Here, in the arms of the Breed’s formidable leader, Gabrielle will confront an extraordinary destiny of danger, seduction, and the darkest pleasures of all. . . 

Review:
Blerghhhh. Let me just pause to clean up the vomit…ok, moving on. I absolutely, 100% do not understand why people love this series! It’s horrible. I picked this book up from my local library, but prior to reading it I read the freebie prequel A Touch of Midnight. Of it I said, “Pompous, overwritten, rushed and containing every cheap PNR cliché known to man…I WAS NOT IMPRESSED.” This one wasn’t rushed; I’ll give it that. But the rest of that sentence is true. It was also incredibly, I mean INCREDIBLY predictable. 

The dialogue was stiff and overly dramatic. There were numerous large, dull info-dumps. I knew what would happen at every stage of the game. A lot of hated PNR tropes were simply strung together and called a book and the plot was so thin cheesecloth would feel more substantial. 

What’s worse, I hated the characters. Lucan was just a selfish jackass and at no point did I feel he redeemed himself. And Gabrielle was TSTL. I mean, with the exception of the times they were in bed, she spent the whole book being angry, annoyed, or scared of Lucan. So…what exactly did she fall in love with? Then, of course, because she has to throw herself into stupid danger (can’t miss that tripe…excuse me, trope) she decides to leave all safety behind in a huff because she’s mad at Lucan. Dumb. 

Plus, can I just vent a moment on how much I hate how common it is for heroines to doubt their own sanity. It’s just a cultural reaffirmation of the idea that women aren’t as strong in the mental department as men.

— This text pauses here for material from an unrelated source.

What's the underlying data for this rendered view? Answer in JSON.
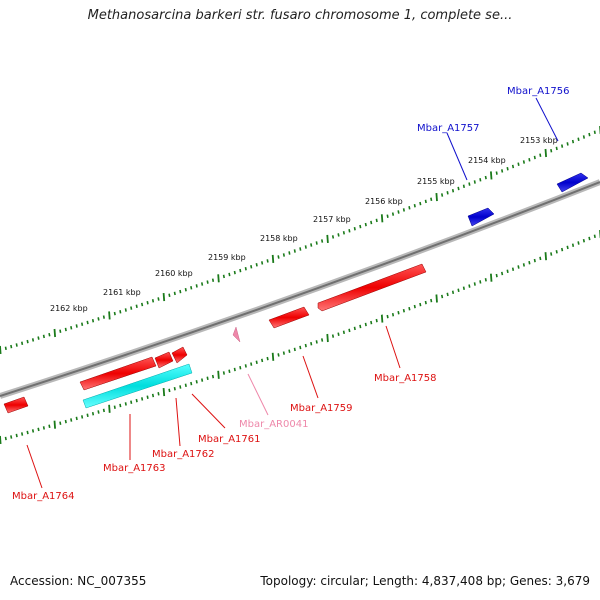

She’s made to look emotionally and mentally weak so that she needs a strong smart man to make all her decisions for her. Ugh. Gross.

And, and, while on hated tropes…being seduced in her sleep, denies her volition and accountability of her own sexuality. Not to mention, seriously people, no woman would sleep through a man sneaking into her bedroom and performing oral sex on her. The first dip of the mattress would have most women up and screaming in fear, not pleasure. I hate this romantic trope so much.

Yeah, so, so, so, yeah, I have no more words for how much I hated this book.